The doctor smiled and said, “That is a very short story for such a big pain. In my experience, when people come into my office complaining of symptoms, I see that as just the most recent page in the story of their life and like with all stories, every page before has played a part leading up to them lying on my table.”
“So what you are saying is that the pain is my fault,” Jane replied. “But how does that help my pain now?”
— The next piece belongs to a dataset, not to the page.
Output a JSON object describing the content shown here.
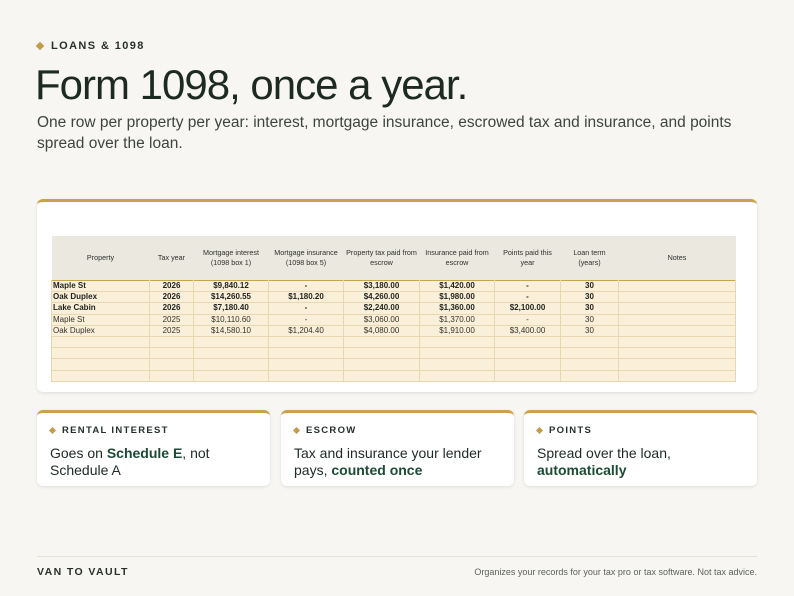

The doctor smiled again and said, “What I am saying is that it is the fault of your life, not you. I’m pretty sure you have not deliberately brought this pain on yourself. What I am sure of is that this pain is not life-threatening and will resolve itself. The important thing to learn from this pain, as with any other symptom, is that you have to listen and learn from it. To me the message is that your story so far has shaped your health to this point. You now have the chance to rewrite some past wrongs and to create a healthier future. That is going to bring with it a different type of pain in the form of change, but I will be here to support you, so you will not be alone, and I can promise you will not have to go through such pain again.”
Kate smiled and said, “I’m in, but I have a question. Why did my doctor not tell me this rather than just giving me pain killers?”
“That’s a good question.” The practitioner replied, “What is more important is that this is the future of your healthcare.”
Disclaimer: This article is not intended to provide medical advice, diagnosis or treatment.